Abstract

The white Pekin duck has an unusually high incidence of serious hepatic disease. This has been of concern to commercial raisers of ducks and to those who have used the duck as an experimental animal in relatively long-term studies. This is a report of subacute and chronic liver diseases observed during the past twelve years among 8',000 accessions (100,000 necropsy examinations) of commercially reared ducks and in an experimental lot. This report does not include such acute infections as virus hepatitis (1), fowl cholera (2), salmonellosis (3), or infectious serositis (4) (P. anatipestifer infection). [Care was exercised to exclude a post-mortem liver artifact that resembles necrosis (5).] In 1953, Dougherty (6) reported that cirrhosis of the liver is the most important cause of mortality in ducks of breeder age on Long Island.
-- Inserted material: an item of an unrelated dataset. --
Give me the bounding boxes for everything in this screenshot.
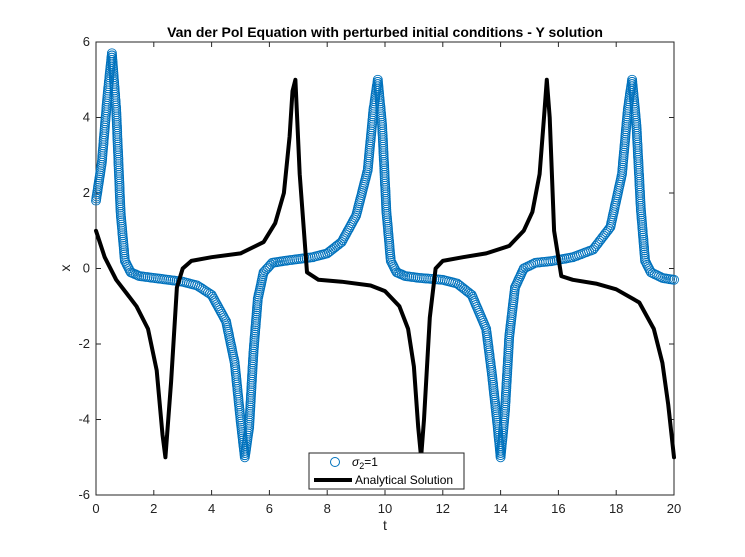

Rigdon (7) reported in 1953 on an atypical cirrhosis in the duck produced by methylcholanthrene. In 1960 he found amyloid-like material in various organs of ducks that had been given methylcholanthrene (9), tobacco condensate (9), or polysorbate 80 (9). In 1961, he concluded (10) that the ducks in his earlier reports had had amyloidosis, and that this was a spontaneous disease of the duck. He described amyloidosis as he had observed it in experimental and control birds.